Ganaxolone, a synthetic analog of allopregnanolone, is able to modulate most GABA-A receptors and is under investigation for the treatment of epilepsy. Laxer et al⁷⁰ completed a multicenter, double-blind, randomized, placebo-controlled, monotherapy clinical trial that evaluated the safety, tolerability, and antiepileptic activity of ganaxolone. The study population consisted of 52 inpatients with medically- refractory, complex, partial seizures. Each patient was studied for up to 8 days, with patients receiving placebo or ganaxolone. The primary measure of antiepileptic activity was the duration of treatment prior to withdrawal from the study. Patients were withdrawn from the study at the occurrence of one of the following: four seizures of any type (with the exception of simple, partial seizures); three generalized tonic-clonic seizures; or status epilepticus. Fifty percent of the ganaxolone-treated patients completed the entire 8-day study, in comparison with 25% of the placebo-treated individuals. Tolerability of ganaxolone was similar to that of placebo. Ganaxolone may provide an effective approach for catamenial epilepsy therapy that is reliable, and that does not expose patients to the risk of hormonal side effects. New oral formulations of ganaxolone are going to be developed with enhanced bioavailability and more consistent absorption.⁷¹

Non hormonal therapy

Acetazolamide, a carbonic anhydrase inhibitor, may be effectively used to treat catamenial seizures. This was demonstrated in a recent retrospective report on 20 women with temporal lobe, extra temporal, generalized and unclassified epilepsy, in which 30%–40% of the patients reported improvement in the frequency and severity of perimenstrual seizure exacerbations while taking acetazolamide.⁷² Its mechanism of action is not well understood. It is clear, however, that tolerance develops, which results in diminishing efficacy over time. Therefore, this drug can only be administered on an intermittent basis, which is appropriate for catamenial epilepsy but not for ordinary seizure prophylaxis.

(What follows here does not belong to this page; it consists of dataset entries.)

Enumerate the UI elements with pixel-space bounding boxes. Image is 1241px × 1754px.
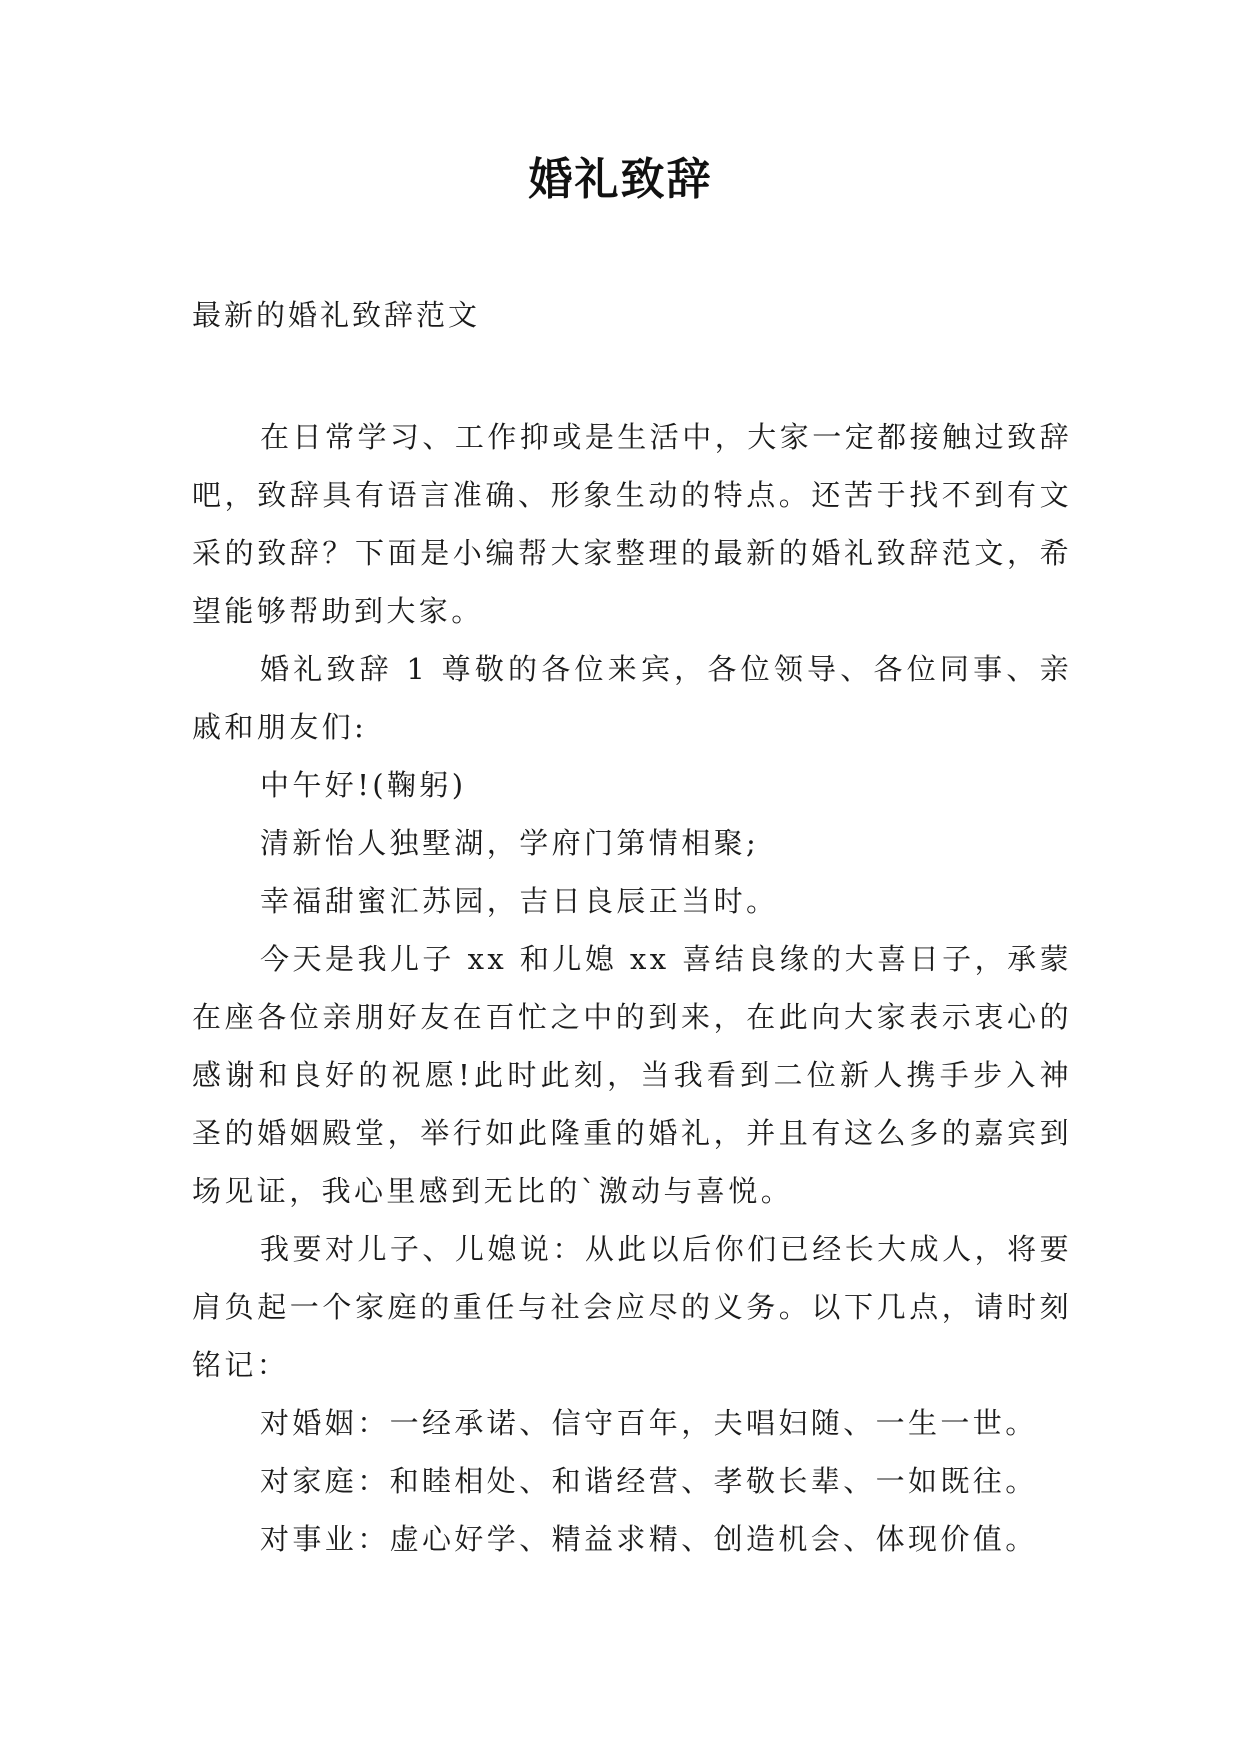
document-subtitle: 最新的婚礼致辞范文 (192, 298, 481, 332)
paragraph-advice-marriage: 对婚姻：一经承诺、信守百年，夫唱妇随、一生一世。 (260, 1406, 1038, 1440)
paragraph-intro: 在日常学习、工作抑或是生活中，大家一定都接触过致辞吧，致辞具有语言准确、形象生动的特点。还苦于找不到有文采的致辞？下面是小编帮大家整理的最新的婚礼致辞范文，希望能够帮助到大家。 (192, 420, 1072, 628)
paragraph-couplet-line-2: 幸福甜蜜汇苏园，吉日良辰正当时。 (260, 884, 779, 918)
document-body (192, 408, 1072, 1568)
paragraph-couplet-line-1: 清新怡人独墅湖，学府门第情相聚; (260, 826, 760, 860)
paragraph-advice-family: 对家庭：和睦相处、和谐经营、孝敬长辈、一如既往。 (260, 1464, 1038, 1498)
paragraph-wedding-day: 今天是我儿子 xx 和儿媳 xx 喜结良缘的大喜日子，承蒙在座各位亲朋好友在百忙之中的到来，在此向大家表示衷心的感谢和良好的祝愿!此时此刻，当我看到二位新人携手步入神圣的婚姻殿堂，举行如此隆重的婚礼，并且有这么多的嘉宾到场见证，我心里感到无比的`激动与喜悦。 (192, 942, 1072, 1208)
paragraph-greeting-audience: 婚礼致辞 1 尊敬的各位来宾，各位领导、各位同事、亲戚和朋友们: (192, 652, 1072, 744)
document-title: 婚礼致辞 (528, 154, 713, 205)
paragraph-advice-intro: 我要对儿子、儿媳说：从此以后你们已经长大成人，将要肩负起一个家庭的重任与社会应尽的义务。以下几点，请时刻铭记： (192, 1232, 1072, 1382)
paragraph-advice-career: 对事业：虚心好学、精益求精、创造机会、体现价值。 (260, 1522, 1038, 1556)
paragraph-good-noon: 中午好!(鞠躬) (260, 768, 467, 802)
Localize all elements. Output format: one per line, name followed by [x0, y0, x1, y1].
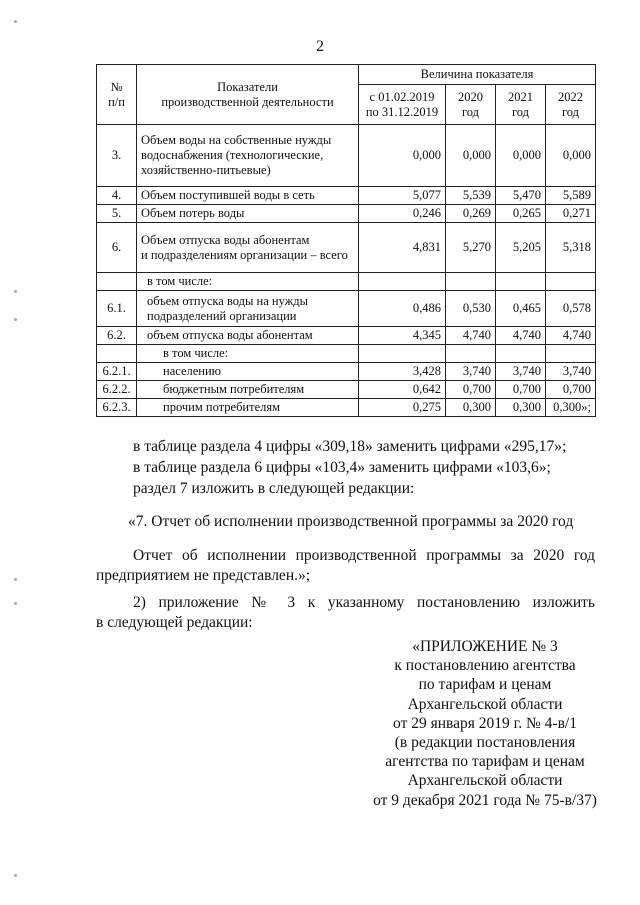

Synaptic GABA-A receptor-mediated inhibition can also be enhanced with benzodiazepines. Benzodiazepines are of limited utility in seizure prophylaxis however, they could theoretically be used on an intermittent basis for the treatment of catamenial seizures. In fact, 1,5-benzodiazepine clobazam, administered intermittently, has been used to treat catamenial seizure exacerbations over long periods of time with good results.⁷³

Disclosure

The authors report no conflicts of interest in this work.